Vote no on Eyman’s I-517

Initiative 517, a self-serving contrivance from Tim Eyman’s shop, is curiously un-Eyman-ish. Conservative and nonpartisan totems such as private property rights and free speech fall away. The mission is to make gentle the life of paid signature gatherers and those who make a living pedaling initiatives.

Think metaphorically. I-517 is 90 percent pig, 10 percent lipstick. The pig (substitute your least-favorite barnyard critter) is an invasive beast who tramples over property and can’t be challenged. I-517 permits paid signature gatherers to accost citizens inside public facilities such as Woodland Park Zoo, Safeco Field and CenturyLink Field. The sanctuary of the downtown Everett Public Library? You’ll need to navigate the gantlet.

Under the initiative, signature gatherers are legally protected on public-traffic walkways even if it’s someone’s private property. The language reads, “Including those in front of the entrances and exits of any store,” your property or no.

Supporters reason that signature gatherers won’t pony up for tickets to enter a stadium, but that’s a pay-no-attention response, especially with liberal and conservative initiatives bankrolled by deep-pocketed interests. There’s a reason that the Seahawks and the Sounders, sports teams that avoid the political fray, are on the record opposing I-517. It’s bad for business.

The Association of Washington Business, the Washington Food Industry Association and the Washington Retail Association all have said nay. That’s in part because of the 25-foot buffer rule, which places signature gatherers off limits from their opponents.

A signature gatherer advocating euthanasia for aging baby boomers would go unchallenged outside a QFC because interference would constitute criminal behavior. If an aging baby boomer, sensitive to questions of generational snuffing, stands in front of the signature gatherer and tells passers-by that the proposal is gawd awful, she would be interfering and in violation of the law.

Picture each signature gatherer riding the Seattle Center’s old Bubbleator. You may counter-protest (thank you, First Amendment) but only outside the bubble.

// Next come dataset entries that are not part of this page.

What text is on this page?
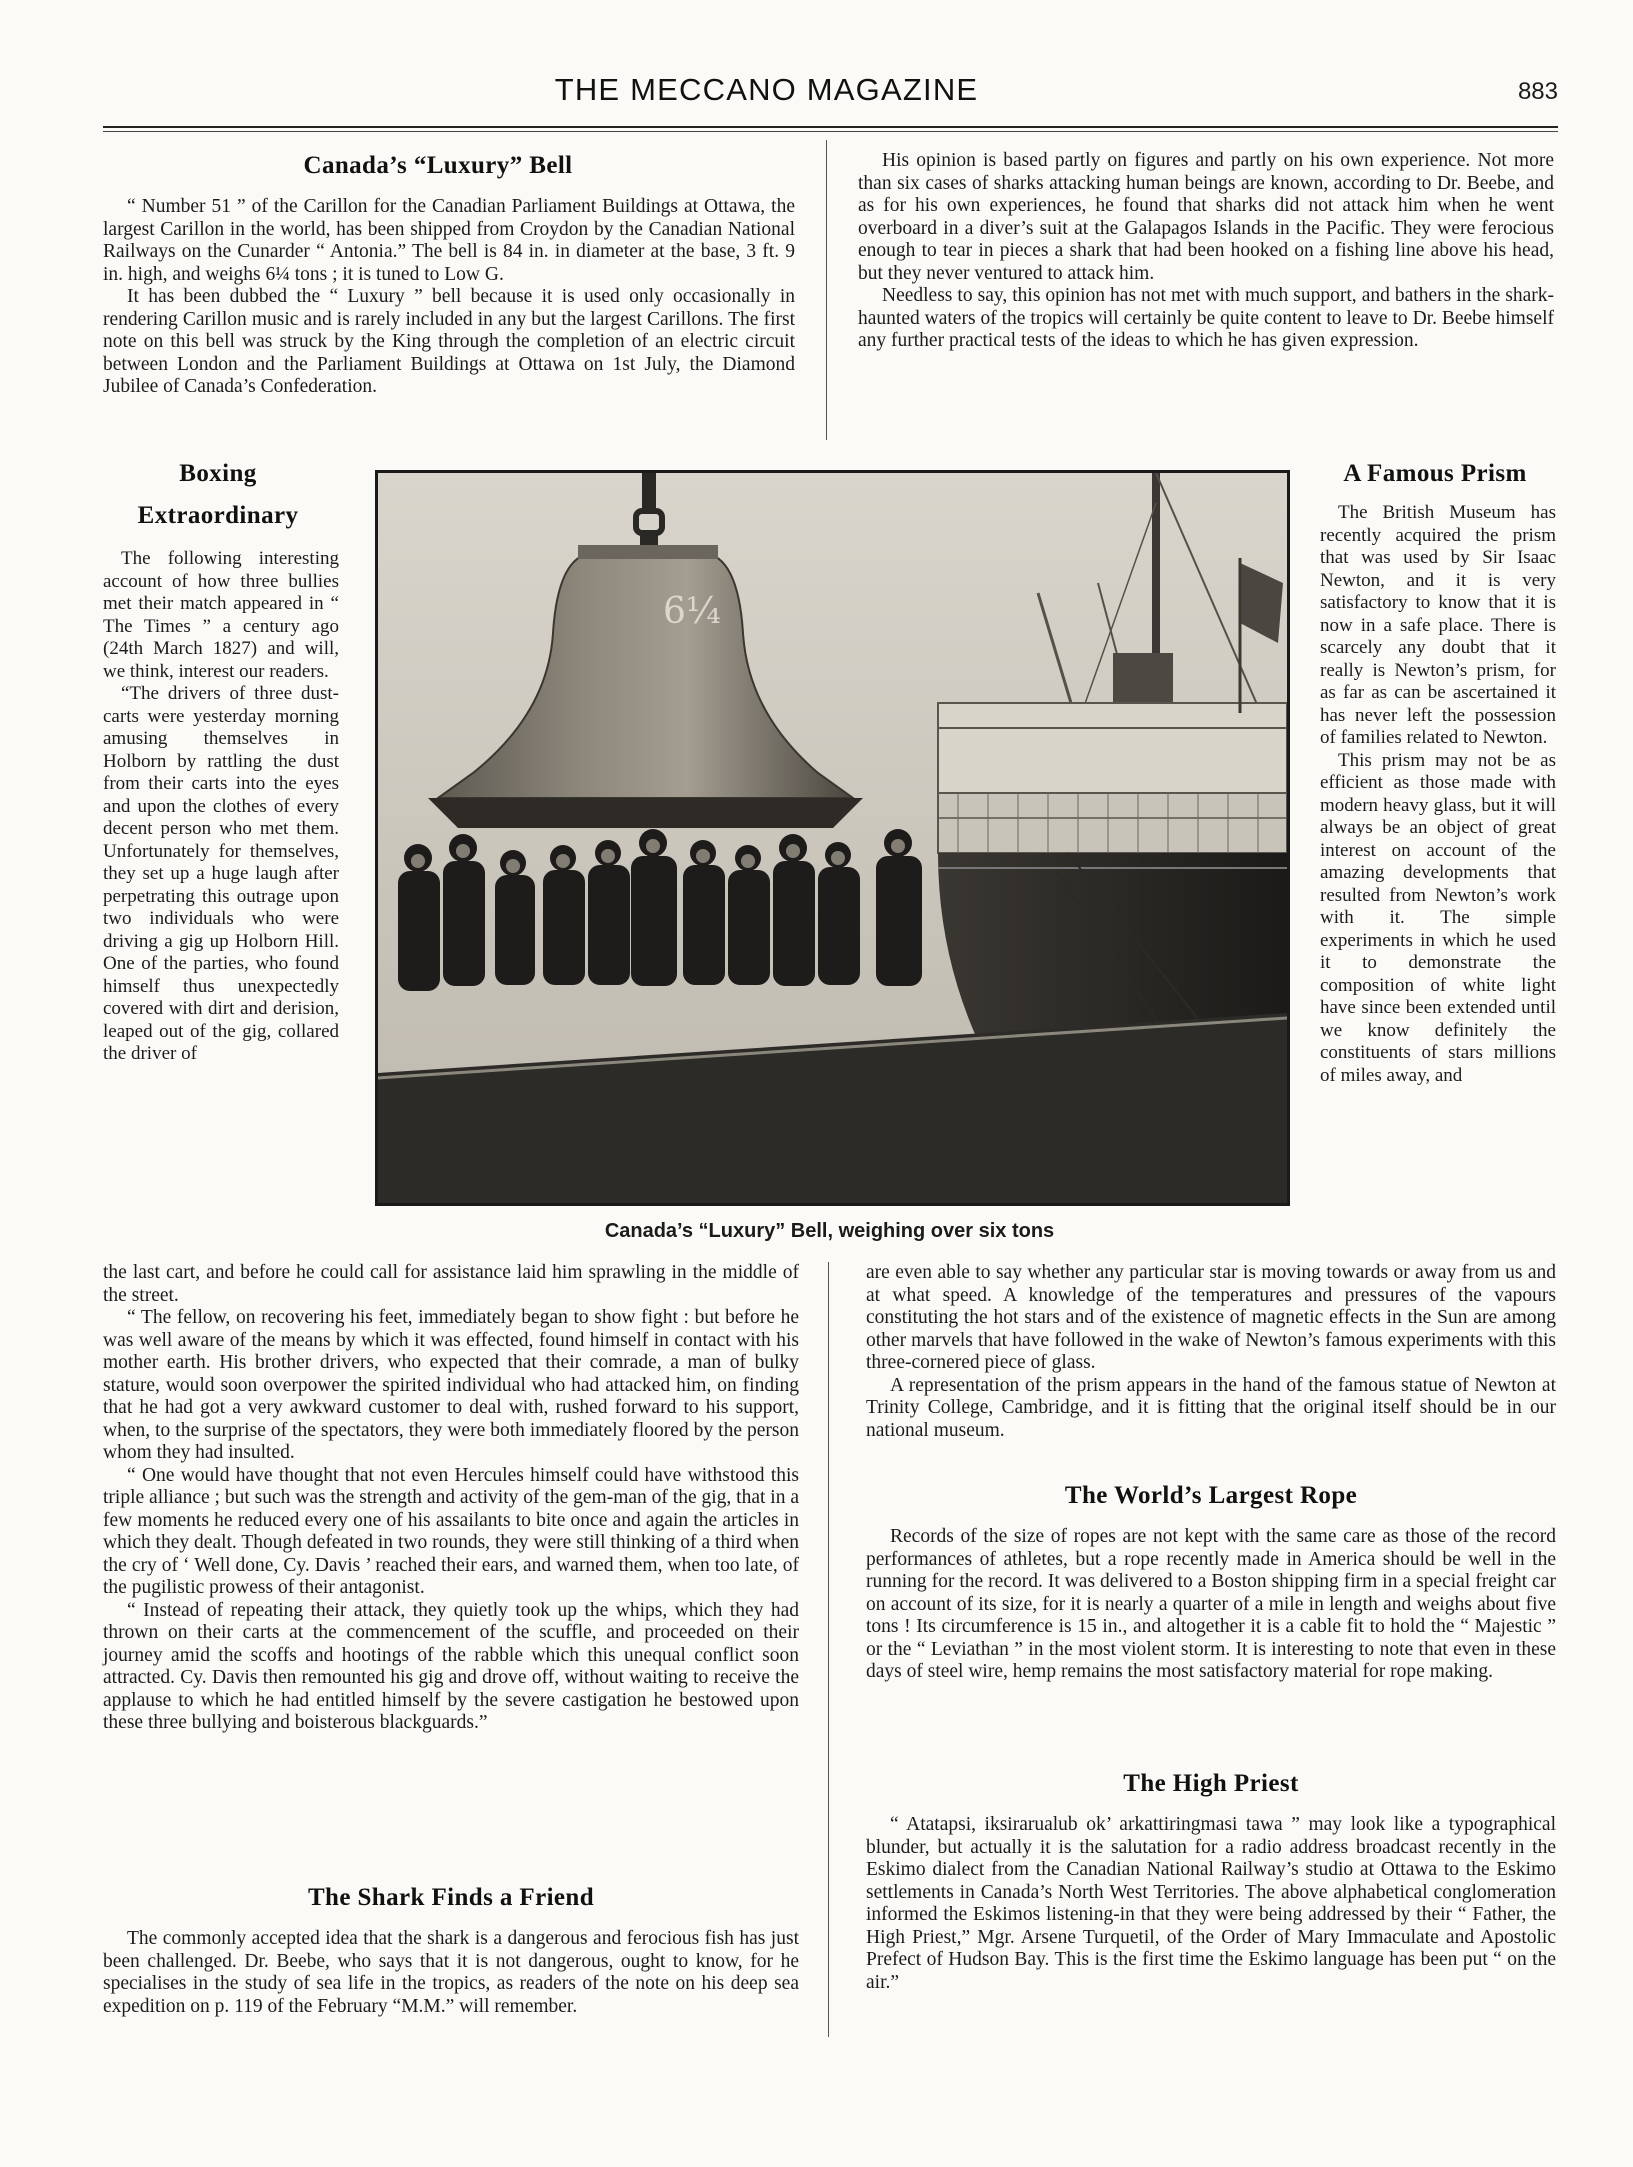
THE MECCANO MAGAZINE	883
Canada’s “Luxury” Bell

“ Number 51 ” of the Carillon for the Canadian Parliament Buildings at Ottawa, the largest Carillon in the world, has been shipped from Croydon by the Canadian National Railways on the Cunarder “ Antonia.” The bell is 84 in. in diameter at the base, 3 ft. 9 in. high, and weighs 6¼ tons ; it is tuned to Low G.

It has been dubbed the “ Luxury ” bell because it is used only occasionally in rendering Carillon music and is rarely included in any but the largest Carillons. The first note on this bell was struck by the King through the completion of an electric circuit between London and the Parliament Buildings at Ottawa on 1st July, the Diamond Jubilee of Canada’s Confederation.

His opinion is based partly on figures and partly on his own experience. Not more than six cases of sharks attacking human beings are known, according to Dr. Beebe, and as for his own experiences, he found that sharks did not attack him when he went overboard in a diver’s suit at the Galapagos Islands in the Pacific. They were ferocious enough to tear in pieces a shark that had been hooked on a fishing line above his head, but they never ventured to attack him.

Needless to say, this opinion has not met with much support, and bathers in the shark-haunted waters of the tropics will certainly be quite content to leave to Dr. Beebe himself any further practical tests of the ideas to which he has given expression.

Boxing
Extraordinary

The following interesting account of how three bullies met their match appeared in “ The Times ” a century ago (24th March 1827) and will, we think, interest our readers.

“The drivers of three dust-carts were yesterday morning amusing themselves in Holborn by rattling the dust from their carts into the eyes and upon the clothes of every decent person who met them. Unfortunately for themselves, they set up a huge laugh after perpetrating this outrage upon two individuals who were driving a gig up Holborn Hill. One of the parties, who found himself thus unexpectedly covered with dirt and derision, leaped out of the gig, collared the driver of

6¼
Canada’s “Luxury” Bell, weighing over six tons
A Famous Prism

The British Museum has recently acquired the prism that was used by Sir Isaac Newton, and it is very satisfactory to know that it is now in a safe place. There is scarcely any doubt that it really is Newton’s prism, for as far as can be ascertained it has never left the possession of families related to Newton.

This prism may not be as efficient as those made with modern heavy glass, but it will always be an object of great interest on account of the amazing developments that resulted from Newton’s work with it. The simple experiments in which he used it to demonstrate the composition of white light have since been extended until we know definitely the constituents of stars millions of miles away, and

the last cart, and before he could call for assistance laid him sprawling in the middle of the street.

“ The fellow, on recovering his feet, immediately began to show fight : but before he was well aware of the means by which it was effected, found himself in contact with his mother earth. His brother drivers, who expected that their comrade, a man of bulky stature, would soon overpower the spirited individual who had attacked him, on finding that he had got a very awkward customer to deal with, rushed forward to his support, when, to the surprise of the spectators, they were both immediately floored by the person whom they had insulted.

“ One would have thought that not even Hercules himself could have withstood this triple alliance ; but such was the strength and activity of the gem-man of the gig, that in a few moments he reduced every one of his assailants to bite once and again the articles in which they dealt. Though defeated in two rounds, they were still thinking of a third when the cry of ‘ Well done, Cy. Davis ’ reached their ears, and warned them, when too late, of the pugilistic prowess of their antagonist.

“ Instead of repeating their attack, they quietly took up the whips, which they had thrown on their carts at the commencement of the scuffle, and proceeded on their journey amid the scoffs and hootings of the rabble which this unequal conflict soon attracted. Cy. Davis then remounted his gig and drove off, without waiting to receive the applause to which he had entitled himself by the severe castigation he bestowed upon these three bullying and boisterous blackguards.”

The Shark Finds a Friend

The commonly accepted idea that the shark is a dangerous and ferocious fish has just been challenged. Dr. Beebe, who says that it is not dangerous, ought to know, for he specialises in the study of sea life in the tropics, as readers of the note on his deep sea expedition on p. 119 of the February “M.M.” will remember.

are even able to say whether any particular star is moving towards or away from us and at what speed. A knowledge of the temperatures and pressures of the vapours constituting the hot stars and of the existence of magnetic effects in the Sun are among other marvels that have followed in the wake of Newton’s famous experiments with this three-cornered piece of glass.

A representation of the prism appears in the hand of the famous statue of Newton at Trinity College, Cambridge, and it is fitting that the original itself should be in our national museum.

The World’s Largest Rope

Records of the size of ropes are not kept with the same care as those of the record performances of athletes, but a rope recently made in America should be well in the running for the record. It was delivered to a Boston shipping firm in a special freight car on account of its size, for it is nearly a quarter of a mile in length and weighs about five tons ! Its circumference is 15 in., and altogether it is a cable fit to hold the “ Majestic ” or the “ Leviathan ” in the most violent storm. It is interesting to note that even in these days of steel wire, hemp remains the most satisfactory material for rope making.

The High Priest

“ Atatapsi, iksirarualub ok’ arkattiringmasi tawa ” may look like a typographical blunder, but actually it is the salutation for a radio address broadcast recently in the Eskimo dialect from the Canadian National Railway’s studio at Ottawa to the Eskimo settlements in Canada’s North West Territories. The above alphabetical conglomeration informed the Eskimos listening-in that they were being addressed by their “ Father, the High Priest,” Mgr. Arsene Turquetil, of the Order of Mary Immaculate and Apostolic Prefect of Hudson Bay. This is the first time the Eskimo language has been put “ on the air.”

Finally, there’s the lipstick, the sensible feature subsumed by the rest of the pig. I-517 gives initiative backers a year to collect the required number of signatures to qualify it for the ballot. This would be a welcome reform — signatures track with the state’s population — and align Washington with other states such as Alaska and Montana, which give signers a year. It also clears the way for non-moneyed interests to make the cut.

Lawmakers need to tackle timelines for signature gathering separate from the dross of I-517. A pig with lipstick is still a pig. Vote no on I-517.